KASAN reported the read of size 2 at address ffff88800592a574, located 244 bytes beyond the allocated 1152-byte region in the kmalloc-2k slab cache. The allocation originates in nvme_pci_alloc_dev via kmalloc_array_node_noprof, which sizes the queue array based on the device's queue count.
The upstream fix corrects the loop condition so the index remains within 0 through dev->online_queues − 1. Index 0 is also excluded because it refers to the admin queue, which is managed separately.
Root Cause
The root cause is an off-by-one boundary error. The code treats a count value (online_queues) as if it were an inclusive index. This produces a read past the end of the queue pointer array during NVMe reset paths invoked by the nvme-reset-wq workqueue.
Attack Vector
The vulnerability is triggered during NVMe controller initialization and reset workflows handled by nvme_reset_work. Triggering the condition requires local interaction with NVMe hardware or a controller reset event. No network attack vector or remote exploitation path is documented. The EPSS probability is 0.032%, indicating no observed exploitation activity.
The vulnerability is described in prose only because no verified exploit code is available. See the upstream commits, including Linux Kernel Commit 2b9d605 and Linux Kernel Commit 83e6edd, for the patch details.
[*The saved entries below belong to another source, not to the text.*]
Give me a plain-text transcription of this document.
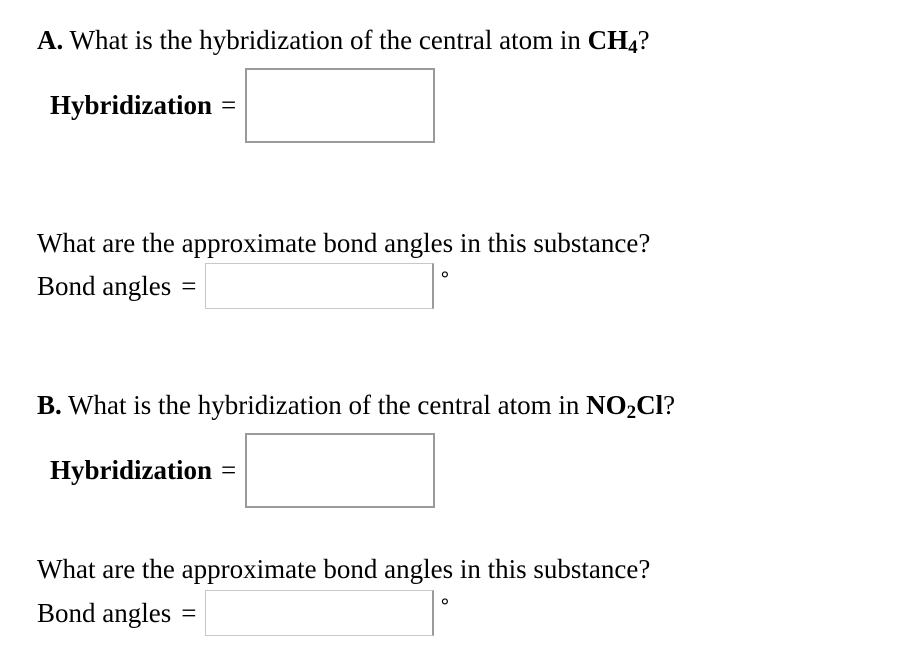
A. What is the hybridization of the central atom in $CH_4$?
Hybridization =
What are the approximate bond angles in this substance?
Bond angles =	°
B. What is the hybridization of the central atom in $NO_2Cl$?
Hybridization =
What are the approximate bond angles in this substance?
Bond angles =	°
Detection Methods for CVE-2026-43449
Indicators of Compromise
- KASAN reports containing slab-out-of-bounds in nvme_dbbuf_set or nvme_dbbuf_free in kernel logs
- Kernel call traces referencing nvme_reset_work originating from the nvme-reset-wq workqueue
- Unexpected NVMe controller resets logged through dmesg or journalctl -k
Detection Strategies
- Enable KASAN on test or staging kernels to surface out-of-bounds reads in NVMe code paths
- Monitor kernel logs for BUG: KASAN entries on systems running pre-patch kernels with NVMe storage
- Inventory deployed kernel versions against the fixed commits listed in the upstream references
Monitoring Recommendations
- Forward kernel ring buffer events to a centralized logging or SIEM platform for nvme_* errors
- Alert on repeated NVMe controller reset events that may indicate underlying instability
- Track kernel package versions through configuration management to confirm patch deployment
How to Mitigate CVE-2026-43449
Immediate Actions Required
- Identify systems running unpatched Linux kernels that include the affected NVMe PCI driver
- Apply the vendor-supplied kernel update from your distribution that incorporates the upstream fix
- Reboot affected hosts after upgrading to load the corrected kernel image
Patch Information
The fix is available across multiple stable kernel branches via the following upstream commits: Linux Kernel Commit 2b9d605, Linux Kernel Commit 328c551, Linux Kernel Commit 50bad78, Linux Kernel Commit 78279d2, Linux Kernel Commit 83e6edd, Linux Kernel Commit 86183d5, Linux Kernel Commit b4e78f1, and Linux Kernel Commit d7990c9. Distribution-packaged kernels should be preferred over manual patching.
Workarounds
- No documented workaround exists; applying the kernel patch is the only complete remediation
- Minimize induced NVMe controller resets while patching is pending to reduce trigger frequency
- Restrict local access on affected hosts to reduce opportunities for adversarial reset triggers
# Verify kernel version and check for the fix after patching
uname -r
dmesg | grep -i nvme
# Confirm package update on Debian/Ubuntu
apt list --installed 2>/dev/null | grep linux-image
# Confirm package update on RHEL/Fedora
rpm -qa | grep kernel
Disclaimer: This content was generated using AI. While we strive for accuracy, please verify critical information with official sources.